La pertinence de la notion de risque environnemental en question

risquePublié en mars 2013, l’ouvrage collectif Du risque à la menace. Penser la catastrophe fait le point sur les recherches concernant le risque en sciences sociales, et notamment sur les questions d’environnement. Edité au Presses Universitaires de France (PUF), ce livre, composé d’actes de colloque a été co-dirigé par Dominique Bourg, philosophe et professeur ordinaire à l’Institut de géographie et durabilité (IGD), avec les contributions d’Alain Kaufmann, directeur de l’Interface sciences société, et d’Alain Papaux, professeur ordinaire à la Faculté de droit et des sciences criminelles de l’UNIL.

Cet ouvrage fait référence à l’essai d’Ulrich Beck sur La Société du risque de 1986, qui constitue un repère épistémologique dans l’appréhension du risque. La Société du risque semblait signifier la prise de conscience collective de la vulnérabilité des sociétés contemporaines et d’un passage d’une société du progrès à une société du risque. Mais si les années 1970-1980 sont celles d’une prise de conscience des dégâts du « progrès », ce sont aussi celles d’un tournant néo-libéral directement en lien avec les risques environnementaux contemporains.

Dans le langage courant, le risque peut évoquer le danger, l’incertitude, le hasard ou l’aléa, avec l’idée d’une compensation qui fera suite à l’occurrence du risque. Dominique Bourg articule son discours sur la vacuité sémantique contemporaine du risque pour les questions environnementales globales. Au delà d’un calcul de probabilités associant aléa et vulnérabilité, la notion de risque ne concerne jamais que la partie d’un tout, et jamais le tout, d’où les idées de mutualisation et de compensation (monétaire via des mécanismes assurantiels). Partant du principe que la Biosphère au sens large est l’alpha et l’oméga de nos conditions naturelles d’existence, Dominique Bourg oppose à la notion du risque la notion de menace, plus englobante, faisant référence à la collectivité qui est tributaire des ressources de la Biosphère, qui est responsable de sa pérennité, mais qui est également responsable de sa dégradation. La menace est déclinée par l’auteur en faisceaux, comprenant notamment : le changement climatique, le cycle de l’azote, le taux d’érosion de la biodiversité, l’acidification des océans et l’usage des sols et de l’eau douce. Il relève que le seuil de dangerosité du climat (avec le cycle du carbone), de la biodiversité (sachant que nous sommes dans une période d’extinction de masse) et du cycle de l’azote sont déjà dépassés.

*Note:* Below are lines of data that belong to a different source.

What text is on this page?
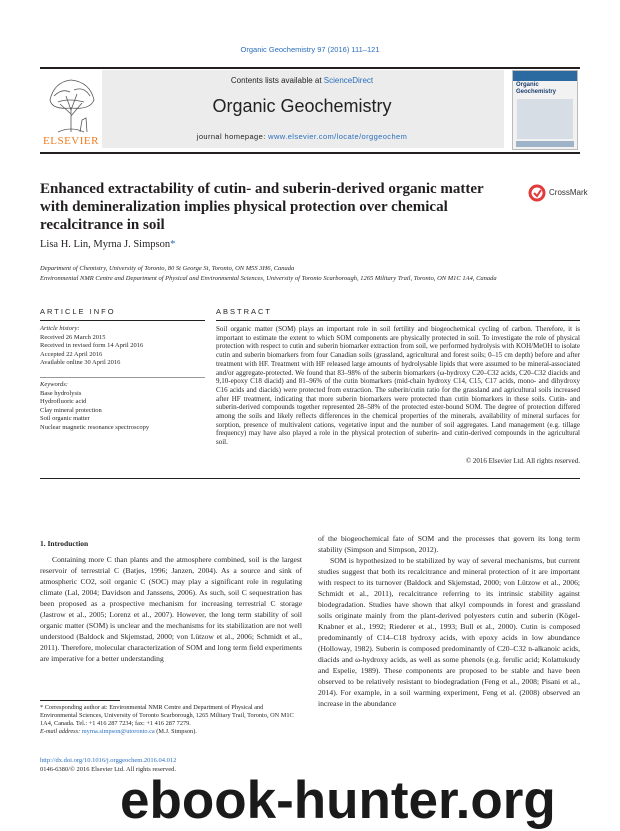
Organic Geochemistry 97 (2016) 111–121
ELSEVIER
Contents lists available at ScienceDirect
Organic Geochemistry
journal homepage: www.elsevier.com/locate/orggeochem
Organic Geochemistry
Enhanced extractability of cutin- and suberin-derived organic matter with demineralization implies physical protection over chemical recalcitrance in soil
CrossMark
Lisa H. Lin, Myrna J. Simpson*
Department of Chemistry, University of Toronto, 80 St George St, Toronto, ON M5S 3H6, Canada
Environmental NMR Centre and Department of Physical and Environmental Sciences, University of Toronto Scarborough, 1265 Military Trail, Toronto, ON M1C 1A4, Canada
ARTICLE INFO	ABSTRACT
Article history:
Received 26 March 2015
Received in revised form 14 April 2016
Accepted 22 April 2016
Available online 30 April 2016
Keywords:
Base hydrolysis
Hydrofluoric acid
Clay mineral protection
Soil organic matter
Nuclear magnetic resonance spectroscopy
Soil organic matter (SOM) plays an important role in soil fertility and biogeochemical cycling of carbon. Therefore, it is important to estimate the extent to which SOM components are physically protected in soil. To investigate the role of physical protection with respect to cutin and suberin biomarker extraction from soil, we performed hydrolysis with KOH/MeOH to isolate cutin and suberin biomarkers from four Canadian soils (grassland, agricultural and forest soils; 0–15 cm depth) before and after treatment with HF. Treatment with HF released large amounts of hydrolysable lipids that were assumed to be mineral-associated and/or aggregate-protected. We found that 83–98% of the suberin biomarkers (ω-hydroxy C20–C32 acids, C20–C32 diacids and 9,10-epoxy C18 diacid) and 81–96% of the cutin biomarkers (mid-chain hydroxy C14, C15, C17 acids, mono- and dihydroxy C16 acids and diacids) were protected from extraction. The suberin/cutin ratio for the grassland and agricultural soils increased after HF treatment, indicating that more suberin biomarkers were protected than cutin biomarkers in these soils. Cutin- and suberin-derived compounds together represented 28–58% of the protected ester-bound SOM. The degree of protection differed among the soils and likely reflects differences in the chemical properties of the minerals, availability of mineral surfaces for sorption, presence of multivalent cations, vegetative input and the number of soil aggregates. Land management (e.g. tillage frequency) may have also played a role in the physical protection of suberin- and cutin-derived compounds in the agricultural soil.
© 2016 Elsevier Ltd. All rights reserved.
1. Introduction
Containing more C than plants and the atmosphere combined, soil is the largest reservoir of terrestrial C (Batjes, 1996; Janzen, 2004). As a source and sink of atmospheric CO2, soil organic C (SOC) may play a significant role in regulating climate (Lal, 2004; Davidson and Janssens, 2006). As such, soil C sequestration has been proposed as a prospective mechanism for increasing terrestrial C storage (Jastrow et al., 2005; Lorenz et al., 2007). However, the long term stability of soil organic matter (SOM) is unclear and the mechanisms for its stabilization are not well understood (Baldock and Skjemstad, 2000; von Lützow et al., 2006; Schmidt et al., 2011). Therefore, molecular characterization of SOM and long term field experiments are imperative for a better understanding

of the biogeochemical fate of SOM and the processes that govern its long term stability (Simpson and Simpson, 2012).

SOM is hypothesized to be stabilized by way of several mechanisms, but current studies suggest that both its recalcitrance and mineral protection of it are important with respect to its turnover (Baldock and Skjemstad, 2000; von Lützow et al., 2006; Schmidt et al., 2011), recalcitrance referring to its intrinsic stability against biodegradation. Studies have shown that alkyl compounds in forest and grassland soils originate mainly from the plant-derived polyesters cutin and suberin (Kögel-Knabner et al., 1992; Riederer et al., 1993; Bull et al., 2000). Cutin is composed predominantly of C14–C18 hydroxy acids, with epoxy acids in low abundance (Holloway, 1982). Suberin is composed predominantly of C20–C32 n-alkanoic acids, diacids and ω-hydroxy acids, as well as some phenols (e.g. ferulic acid; Kolattukudy and Espelie, 1989). These components are proposed to be stable and have been observed to be relatively resistant to biodegradation (Feng et al., 2008; Pisani et al., 2014). For example, in a soil warming experiment, Feng et al. (2008) observed an increase in the abundance

* Corresponding author at: Environmental NMR Centre and Department of Physical and Environmental Sciences, University of Toronto Scarborough, 1265 Military Trail, Toronto, ON M1C 1A4, Canada. Tel.: +1 416 287 7234; fax: +1 416 287 7279.
E-mail address: myrna.simpson@utoronto.ca (M.J. Simpson).
http://dx.doi.org/10.1016/j.orggeochem.2016.04.012
0146-6380/© 2016 Elsevier Ltd. All rights reserved.
ebook-hunter.org
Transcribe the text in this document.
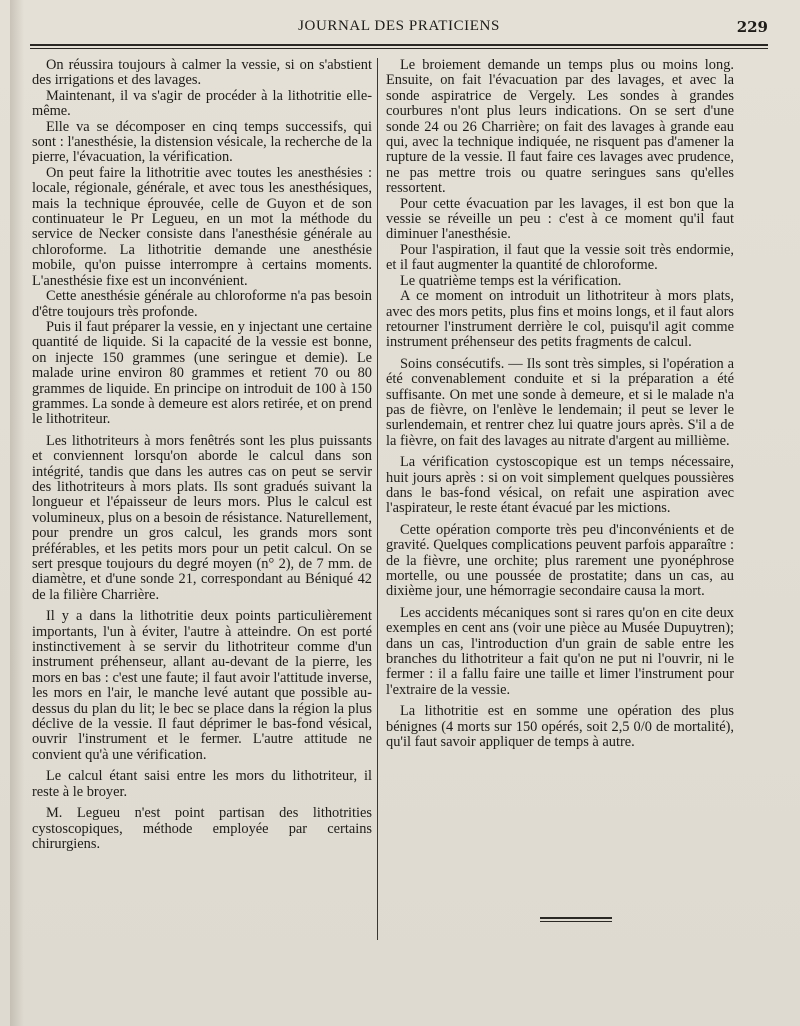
JOURNAL DES PRATICIENS	229

On réussira toujours à calmer la vessie, si on s'abstient des irrigations et des lavages.

Maintenant, il va s'agir de procéder à la lithotritie elle-même.

Elle va se décomposer en cinq temps successifs, qui sont : l'anesthésie, la distension vésicale, la recherche de la pierre, l'évacuation, la vérification.

On peut faire la lithotritie avec toutes les anesthésies : locale, régionale, générale, et avec tous les anesthésiques, mais la technique éprouvée, celle de Guyon et de son continuateur le Pr Legueu, en un mot la méthode du service de Necker consiste dans l'anesthésie générale au chloroforme. La lithotritie demande une anesthésie mobile, qu'on puisse interrompre à certains moments. L'anesthésie fixe est un inconvénient.

Cette anesthésie générale au chloroforme n'a pas besoin d'être toujours très profonde.

Puis il faut préparer la vessie, en y injectant une certaine quantité de liquide. Si la capacité de la vessie est bonne, on injecte 150 grammes (une seringue et demie). Le malade urine environ 80 grammes et retient 70 ou 80 grammes de liquide. En principe on introduit de 100 à 150 grammes. La sonde à demeure est alors retirée, et on prend le lithotriteur.

Les lithotriteurs à mors fenêtrés sont les plus puissants et conviennent lorsqu'on aborde le calcul dans son intégrité, tandis que dans les autres cas on peut se servir des lithotriteurs à mors plats. Ils sont gradués suivant la longueur et l'épaisseur de leurs mors. Plus le calcul est volumineux, plus on a besoin de résistance. Naturellement, pour prendre un gros calcul, les grands mors sont préférables, et les petits mors pour un petit calcul. On se sert presque toujours du degré moyen (n° 2), de 7 mm. de diamètre, et d'une sonde 21, correspondant au Béniqué 42 de la filière Charrière.

Il y a dans la lithotritie deux points particulièrement importants, l'un à éviter, l'autre à atteindre. On est porté instinctivement à se servir du lithotriteur comme d'un instrument préhenseur, allant au-devant de la pierre, les mors en bas : c'est une faute; il faut avoir l'attitude inverse, les mors en l'air, le manche levé autant que possible au-dessus du plan du lit; le bec se place dans la région la plus déclive de la vessie. Il faut déprimer le bas-fond vésical, ouvrir l'instrument et le fermer. L'autre attitude ne convient qu'à une vérification.

Le calcul étant saisi entre les mors du lithotriteur, il reste à le broyer.

M. Legueu n'est point partisan des lithotrities cystoscopiques, méthode employée par certains chirurgiens.

Le broiement demande un temps plus ou moins long. Ensuite, on fait l'évacuation par des lavages, et avec la sonde aspiratrice de Vergely. Les sondes à grandes courbures n'ont plus leurs indications. On se sert d'une sonde 24 ou 26 Charrière; on fait des lavages à grande eau qui, avec la technique indiquée, ne risquent pas d'amener la rupture de la vessie. Il faut faire ces lavages avec prudence, ne pas mettre trois ou quatre seringues sans qu'elles ressortent.

Pour cette évacuation par les lavages, il est bon que la vessie se réveille un peu : c'est à ce moment qu'il faut diminuer l'anesthésie.

Pour l'aspiration, il faut que la vessie soit très endormie, et il faut augmenter la quantité de chloroforme.

Le quatrième temps est la vérification.

A ce moment on introduit un lithotriteur à mors plats, avec des mors petits, plus fins et moins longs, et il faut alors retourner l'instrument derrière le col, puisqu'il agit comme instrument préhenseur des petits fragments de calcul.

Soins consécutifs. — Ils sont très simples, si l'opération a été convenablement conduite et si la préparation a été suffisante. On met une sonde à demeure, et si le malade n'a pas de fièvre, on l'enlève le lendemain; il peut se lever le surlendemain, et rentrer chez lui quatre jours après. S'il a de la fièvre, on fait des lavages au nitrate d'argent au millième.

La vérification cystoscopique est un temps nécessaire, huit jours après : si on voit simplement quelques poussières dans le bas-fond vésical, on refait une aspiration avec l'aspirateur, le reste étant évacué par les mictions.

Cette opération comporte très peu d'inconvénients et de gravité. Quelques complications peuvent parfois apparaître : de la fièvre, une orchite; plus rarement une pyonéphrose mortelle, ou une poussée de prostatite; dans un cas, au dixième jour, une hémorragie secondaire causa la mort.

Les accidents mécaniques sont si rares qu'on en cite deux exemples en cent ans (voir une pièce au Musée Dupuytren); dans un cas, l'introduction d'un grain de sable entre les branches du lithotriteur a fait qu'on ne put ni l'ouvrir, ni le fermer : il a fallu faire une taille et limer l'instrument pour l'extraire de la vessie.

La lithotritie est en somme une opération des plus bénignes (4 morts sur 150 opérés, soit 2,5 0/0 de mortalité), qu'il faut savoir appliquer de temps à autre.
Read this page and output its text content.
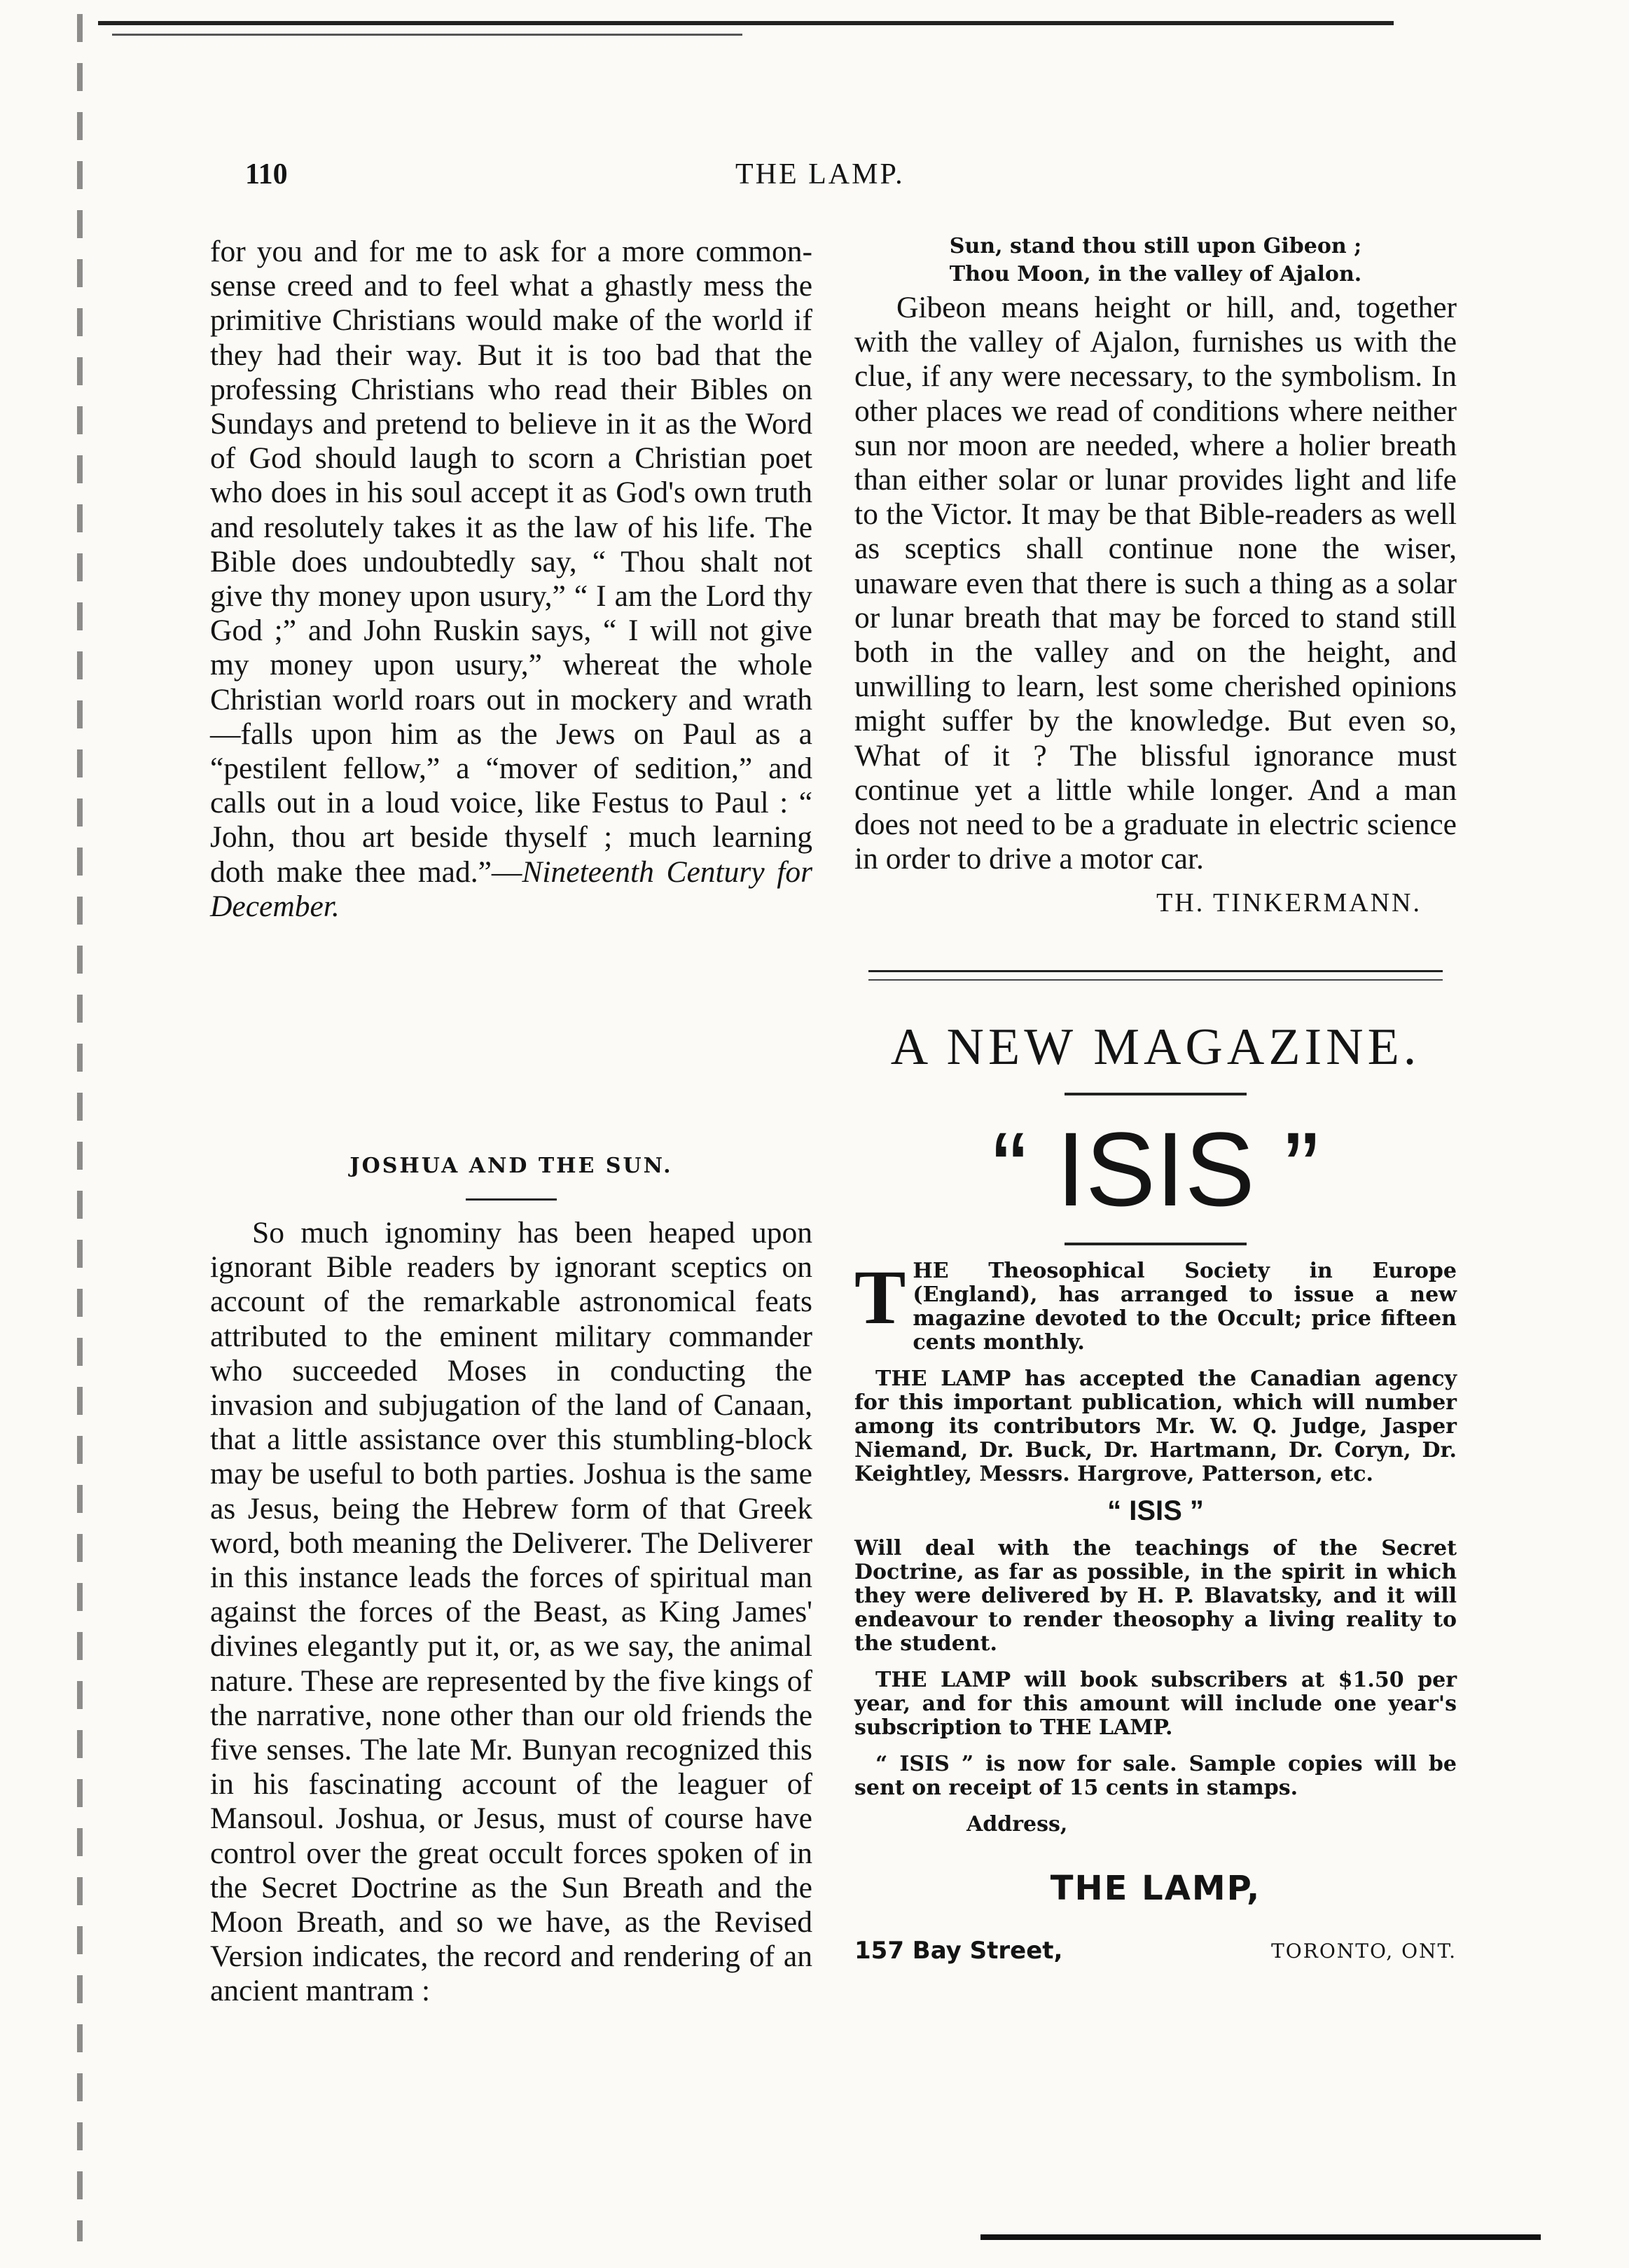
110	THE LAMP.

for you and for me to ask for a more common-sense creed and to feel what a ghastly mess the primitive Christians would make of the world if they had their way. But it is too bad that the professing Christians who read their Bibles on Sundays and pretend to believe in it as the Word of God should laugh to scorn a Christian poet who does in his soul accept it as God's own truth and resolutely takes it as the law of his life. The Bible does undoubtedly say, “ Thou shalt not give thy money upon usury,” “ I am the Lord thy God ;” and John Ruskin says, “ I will not give my money upon usury,” whereat the whole Christian world roars out in mockery and wrath—falls upon him as the Jews on Paul as a “pestilent fellow,” a “mover of sedition,” and calls out in a loud voice, like Festus to Paul : “ John, thou art beside thyself ; much learning doth make thee mad.”—Nineteenth Century for December.

JOSHUA AND THE SUN.

So much ignominy has been heaped upon ignorant Bible readers by ignorant sceptics on account of the remarkable astronomical feats attributed to the eminent military commander who succeeded Moses in conducting the invasion and subjugation of the land of Canaan, that a little assistance over this stumbling-block may be useful to both parties. Joshua is the same as Jesus, being the Hebrew form of that Greek word, both meaning the Deliverer. The Deliverer in this instance leads the forces of spiritual man against the forces of the Beast, as King James' divines elegantly put it, or, as we say, the animal nature. These are represented by the five kings of the narrative, none other than our old friends the five senses. The late Mr. Bunyan recognized this in his fascinating account of the leaguer of Mansoul. Joshua, or Jesus, must of course have control over the great occult forces spoken of in the Secret Doctrine as the Sun Breath and the Moon Breath, and so we have, as the Revised Version indicates, the record and rendering of an ancient mantram :

Sun, stand thou still upon Gibeon ;
Thou Moon, in the valley of Ajalon.

Gibeon means height or hill, and, together with the valley of Ajalon, furnishes us with the clue, if any were necessary, to the symbolism. In other places we read of conditions where neither sun nor moon are needed, where a holier breath than either solar or lunar provides light and life to the Victor. It may be that Bible-readers as well as sceptics shall continue none the wiser, unaware even that there is such a thing as a solar or lunar breath that may be forced to stand still both in the valley and on the height, and unwilling to learn, lest some cherished opinions might suffer by the knowledge. But even so, What of it ? The blissful ignorance must continue yet a little while longer. And a man does not need to be a graduate in electric science in order to drive a motor car.

TH. TINKERMANN.
A NEW MAGAZINE.
“ ISIS ”

THE Theosophical Society in Europe (England), has arranged to issue a new magazine devoted to the Occult; price fifteen cents monthly.

THE LAMP has accepted the Canadian agency for this important publication, which will number among its contributors Mr. W. Q. Judge, Jasper Niemand, Dr. Buck, Dr. Hartmann, Dr. Coryn, Dr. Keightley, Messrs. Hargrove, Patterson, etc.

“ ISIS ”

Will deal with the teachings of the Secret Doctrine, as far as possible, in the spirit in which they were delivered by H. P. Blavatsky, and it will endeavour to render theosophy a living reality to the student.

THE LAMP will book subscribers at $1.50 per year, and for this amount will include one year's subscription to THE LAMP.

“ ISIS ” is now for sale. Sample copies will be sent on receipt of 15 cents in stamps.

Address,

THE LAMP,
157 Bay Street,	TORONTO, ONT.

Or, la théorie classique du risque évoque, quelle que soit sa gravité, la possibilité d’un retour ultérieur à la normalité (statu quo ante). D’après le philosophe, certes peu optimiste, mais pas cynique pour autant, les dommages infligés à la Biosphère durant ces dernières décennies, compte tenu de l’inertie sociale et de l’inertie « mécanique » des phénomènes naturels à l’œuvre, ne peuvent pas être compensés par un retour à la normalité (la disparition massive des espèces végétales et animales confirme cet argument). En conséquence, le terme de menace, avec sa connotation irréversible (proche de la notion d’ « effondrement » développé par Jared Diamond), semble plus appropriée, sachant qu’en l’absence d’un changement radical et global de gouvernance de l’environnement, il est fort probable que notre planète ne soit plus à même de nous fournir les services écosystémiques essentiels à notre survie (et cela bien que leur valeur intrinsèque ait été évaluée et reconnue.)

Ainsi, le professeur Bourg propose aujourd’hui la notion de menace plus que la notion du risque pour ce qui concerne l’évolution de la Biosphère. Si ce changement de paradigme était adopté dans le langage courant, serait-il à même de modifier les comportements individuels pour une meilleure sauvegarde de l’environnement ? On est en droit d’espérer qu’en dehors des préoccupations sémantiques, le réveil face aux défis environnementaux se fera avant d’atteindre le point de basculement, celui d’un déclin collectif et globalisé.

Référence bibliographique

Dominique Bourg, Pierre-Benoît Joly, Alain Kaufmann, Du risque à la menace – Penser la catastrophe 2013, PUF, L’écologie en questions, 374 p.